No estamos ante un debate sobre la familia, el sexo ni mucho menos el sagrado sacramento del matrimonio: este es simplemente un gran debate sobre derechos civiles (hereditarios, previsionales, conyugales).
La pregunta es si estamos dispuestos a reconocer la unión civil a un 10% de argentinos que tienen una opción sexual diferente y que reclaman, en todo de acuerdo con la Constitución ser iguales ante la ley; o, si la respuesta es no, si vamos a seguir ignorando a esa minoría bajo especulaciones sociales degradantes o ante postulados de la Iglesia, en los que creo fervientemente por ser católico, pero considero humildemente inaplicables al caso en forma rotunda.
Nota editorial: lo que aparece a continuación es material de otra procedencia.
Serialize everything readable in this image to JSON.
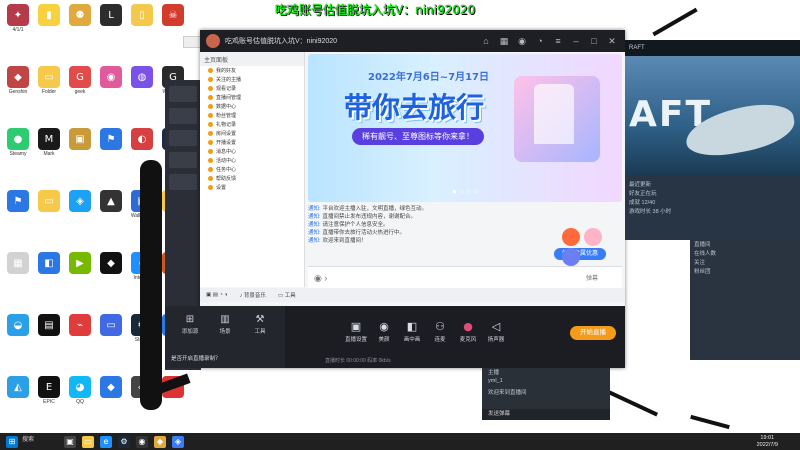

El proyecto propone satisfacer una demanda de derechos de un sector al que hoy se excluye, y que generan consecuencias jurídicas de mucha inequidad. No resulta justo que no pueda recibir una pensión quien acompaño durante la vida productiva a su pareja, sólo por ser del mismo sexo.
¿Con que fundamentos jurídicos debemos sostener la arbitrariedad? ¿O debemos ser funcionales a las presunciones prejuiciosas y policíacas de un sector que demoniza al que no es como él, estigmatiza a quien apoya al que nos es como él, y descalifica al que no piensa como él, prefiriendo que este debate no sea amplio ni que esté referido a derechos civiles?
No esta en discusión el matrimonio, al que considero piedra angular de la familia y célula básica de la sociedad. Este proyecto sólo pretende regularizar situaciones de hecho, que someten a personas a situaciones injustas y de vulnerabilidad, que el Estado no puede seguir ignorando. Esta discusión debe instalarse de madura y democrática, con el respeto que todo debate sobre derechos civiles y libertades individuales merece tener.